In a 2020 interview, Sheriff Todd Corbin told 3News Dean was living in a domestic violence shelter. New court documents show she had already been dead for years.
NORWALK, Ohio — The recent murder indictment in the case involving Amanda Dean's former boyfriend has prompted new questions about how the Huron County Sheriff's Office handled the case before handing it off to the Ohio Bureau of Criminal Investigation (BCI).
The Board president of Cleveland Missing says — based on what he's read, seen, and heard — he believes the sheriff's office had "dropped the ball" on Amanda's case.
From the beginning of her disappearance from Collins six and a half years ago, Dean's family knew something was off, but they said they struggled to get answers or help from law enforcement.
In a March 2020 interview with the 3News Investigates team, Amanda's mother Caroline Tokar said she believed her daughter's boyfriend — Frederick Reer — had abused her. Her worst fear was that Amanda was dead, even though the sheriff's office was telling her she was alive.
"I just don't believe my daughter would go this long without contacting her boys, her sisters, and her mom," Tokar said at the time, roughly two and a half years after Dean first went missing.

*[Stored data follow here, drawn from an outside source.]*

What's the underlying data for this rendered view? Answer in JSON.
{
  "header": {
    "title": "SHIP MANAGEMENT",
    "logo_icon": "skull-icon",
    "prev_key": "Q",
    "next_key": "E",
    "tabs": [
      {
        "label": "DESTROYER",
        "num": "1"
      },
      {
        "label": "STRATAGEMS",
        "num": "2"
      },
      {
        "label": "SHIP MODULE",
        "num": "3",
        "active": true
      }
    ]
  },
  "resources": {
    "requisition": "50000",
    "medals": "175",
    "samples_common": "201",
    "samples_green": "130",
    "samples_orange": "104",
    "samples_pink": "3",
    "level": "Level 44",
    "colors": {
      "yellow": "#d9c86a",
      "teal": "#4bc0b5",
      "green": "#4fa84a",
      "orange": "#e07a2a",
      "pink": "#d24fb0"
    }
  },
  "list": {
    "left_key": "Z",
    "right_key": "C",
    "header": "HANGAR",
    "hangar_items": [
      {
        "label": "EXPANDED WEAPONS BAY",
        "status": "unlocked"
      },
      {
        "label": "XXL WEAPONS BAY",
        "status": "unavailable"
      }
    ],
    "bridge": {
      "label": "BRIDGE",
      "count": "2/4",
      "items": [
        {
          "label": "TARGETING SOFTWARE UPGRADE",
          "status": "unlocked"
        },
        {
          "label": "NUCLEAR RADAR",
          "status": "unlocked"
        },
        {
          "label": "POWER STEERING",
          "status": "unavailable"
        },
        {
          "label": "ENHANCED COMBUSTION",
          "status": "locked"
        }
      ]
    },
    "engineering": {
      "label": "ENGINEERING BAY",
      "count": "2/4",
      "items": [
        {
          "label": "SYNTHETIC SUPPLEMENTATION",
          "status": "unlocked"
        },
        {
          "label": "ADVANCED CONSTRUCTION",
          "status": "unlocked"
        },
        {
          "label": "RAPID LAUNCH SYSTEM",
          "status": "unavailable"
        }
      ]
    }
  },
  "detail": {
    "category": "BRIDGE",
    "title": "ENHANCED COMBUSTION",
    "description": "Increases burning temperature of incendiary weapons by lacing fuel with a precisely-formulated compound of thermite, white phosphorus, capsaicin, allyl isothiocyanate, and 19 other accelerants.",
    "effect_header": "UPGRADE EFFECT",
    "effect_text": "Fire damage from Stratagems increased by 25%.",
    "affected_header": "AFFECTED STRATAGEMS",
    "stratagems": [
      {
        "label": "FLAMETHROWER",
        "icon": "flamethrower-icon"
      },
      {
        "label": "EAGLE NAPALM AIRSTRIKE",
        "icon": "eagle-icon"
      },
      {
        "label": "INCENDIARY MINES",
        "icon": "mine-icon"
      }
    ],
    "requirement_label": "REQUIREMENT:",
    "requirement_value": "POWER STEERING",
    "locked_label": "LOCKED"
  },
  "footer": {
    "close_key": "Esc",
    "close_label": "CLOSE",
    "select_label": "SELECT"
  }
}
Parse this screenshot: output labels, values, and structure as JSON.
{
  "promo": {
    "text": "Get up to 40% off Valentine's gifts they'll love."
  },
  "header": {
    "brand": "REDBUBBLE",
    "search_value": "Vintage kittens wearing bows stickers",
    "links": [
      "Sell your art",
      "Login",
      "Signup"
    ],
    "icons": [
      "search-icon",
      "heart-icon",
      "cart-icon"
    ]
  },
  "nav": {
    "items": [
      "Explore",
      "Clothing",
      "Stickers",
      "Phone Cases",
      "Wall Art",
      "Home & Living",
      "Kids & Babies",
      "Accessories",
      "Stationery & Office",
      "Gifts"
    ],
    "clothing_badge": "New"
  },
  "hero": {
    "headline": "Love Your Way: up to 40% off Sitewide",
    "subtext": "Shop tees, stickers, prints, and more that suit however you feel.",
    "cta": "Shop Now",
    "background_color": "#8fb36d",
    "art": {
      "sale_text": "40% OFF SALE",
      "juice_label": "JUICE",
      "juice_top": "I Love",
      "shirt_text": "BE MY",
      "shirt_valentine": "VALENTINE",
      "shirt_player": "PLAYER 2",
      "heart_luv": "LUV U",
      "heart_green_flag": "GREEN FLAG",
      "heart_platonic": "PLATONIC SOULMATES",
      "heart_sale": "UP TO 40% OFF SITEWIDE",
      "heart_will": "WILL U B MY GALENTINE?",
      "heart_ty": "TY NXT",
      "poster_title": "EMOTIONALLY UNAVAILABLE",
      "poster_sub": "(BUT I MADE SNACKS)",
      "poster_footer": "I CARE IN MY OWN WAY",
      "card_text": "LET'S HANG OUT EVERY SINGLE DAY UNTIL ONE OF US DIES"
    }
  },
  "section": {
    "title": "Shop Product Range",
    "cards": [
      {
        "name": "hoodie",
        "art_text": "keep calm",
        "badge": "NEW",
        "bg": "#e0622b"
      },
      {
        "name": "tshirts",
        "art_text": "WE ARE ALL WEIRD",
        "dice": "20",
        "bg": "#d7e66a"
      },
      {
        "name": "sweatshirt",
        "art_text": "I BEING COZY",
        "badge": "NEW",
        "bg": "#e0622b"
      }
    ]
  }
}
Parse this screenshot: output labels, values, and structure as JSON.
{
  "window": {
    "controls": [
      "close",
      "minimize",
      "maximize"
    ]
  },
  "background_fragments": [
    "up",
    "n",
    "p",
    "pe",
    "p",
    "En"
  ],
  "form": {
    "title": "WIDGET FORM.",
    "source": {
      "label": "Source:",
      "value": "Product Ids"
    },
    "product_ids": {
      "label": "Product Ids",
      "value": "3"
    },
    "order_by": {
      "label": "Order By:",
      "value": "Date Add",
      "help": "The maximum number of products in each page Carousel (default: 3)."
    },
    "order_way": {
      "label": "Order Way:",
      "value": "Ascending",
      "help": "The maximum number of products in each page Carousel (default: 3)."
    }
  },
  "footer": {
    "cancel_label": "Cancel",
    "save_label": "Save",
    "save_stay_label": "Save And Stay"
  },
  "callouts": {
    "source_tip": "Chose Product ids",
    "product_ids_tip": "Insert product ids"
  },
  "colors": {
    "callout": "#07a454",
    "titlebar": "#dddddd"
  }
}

During that same investigative story in 2020, Sheriff Todd Corbin told WKYC his team was initially investigating Amanda Dean as a missing person's case. However, they stopped the investigation, he said, after a domestic violence shelter told him she was living there.
"[The domestic violence shelter] explained the protocol is that they don't normally relay that information, 'But for purposes of what you're doing, we'll just say that [Amanda's] fine,'" Corbin told 3News at the time. "'She's in a good place and she's okay and she's being cared for.'"
Watch our original reporting below:
But that timeline doesn’t add up to the dates in recent court documents obtained by 3News over the weekend. According to the office of Ohio Attorney General Dave Yost, Dean had already been dead for more than two and a half years by March 2020. In the indictment filed at Huron County Common Pleas Court Friday, a grand jury found "Frederick Reer, on or about the 11th day of July, 2017… did purposely cause the death of Amanda Dean."
"This case had sat dormant for many, many years, which is very discouraging," Newburgh Heights Police Chief John Majoy lamented.
Majoy is also the Board president of the nonprofit Cleveland Missing. He's not involved in the investigation of Dean's case, but he has been working with the family since December of 2022, when he brought it to the attention of the Ohio BCI. According to him, a BCI agent then reached out to Huron County and the sheriff's office asked if the state agency could investigate the case.
"I don’t know those circumstances, but the second BCI got involved in this case, everything seemed to turn for the better," Majoy contended. "And 414 days later, we got an indictment on this case."
Majoy says he does not believe this case would be where it is today had BCI not picked it up. Asked if the Huron County Sheriff's Office "dropped the ball" on this case, he answered, "I don't know all the facts and circumstances, but at first glance, it does appear as such."
"And that makes me sad, because this family had asked for answers for years and they had gone to the sheriff's office and dropped off cards and asked that the cards be given to [Amanda] under the assumption that she was alive, but she wasn't," he added. "[The family] asked for proof of life for a long time, and they had not gotten it."
Credit: Provided
Amanda Dean
WKYC called the Huron County Sheriff's Office and also emailed Corbin and the department's communications supervisor. We also visited the sheriff's office on Tuesday to attempt to talk to them about the matter, but were told Corbin was not in and that the communications supervisor was on his way out and wouldn't be able to speak to us.
As of Tuesday evening, 3News had not heard back regarding our requests.
Reer appeared in court earlier this week where he pleaded not guilty to charges in the case.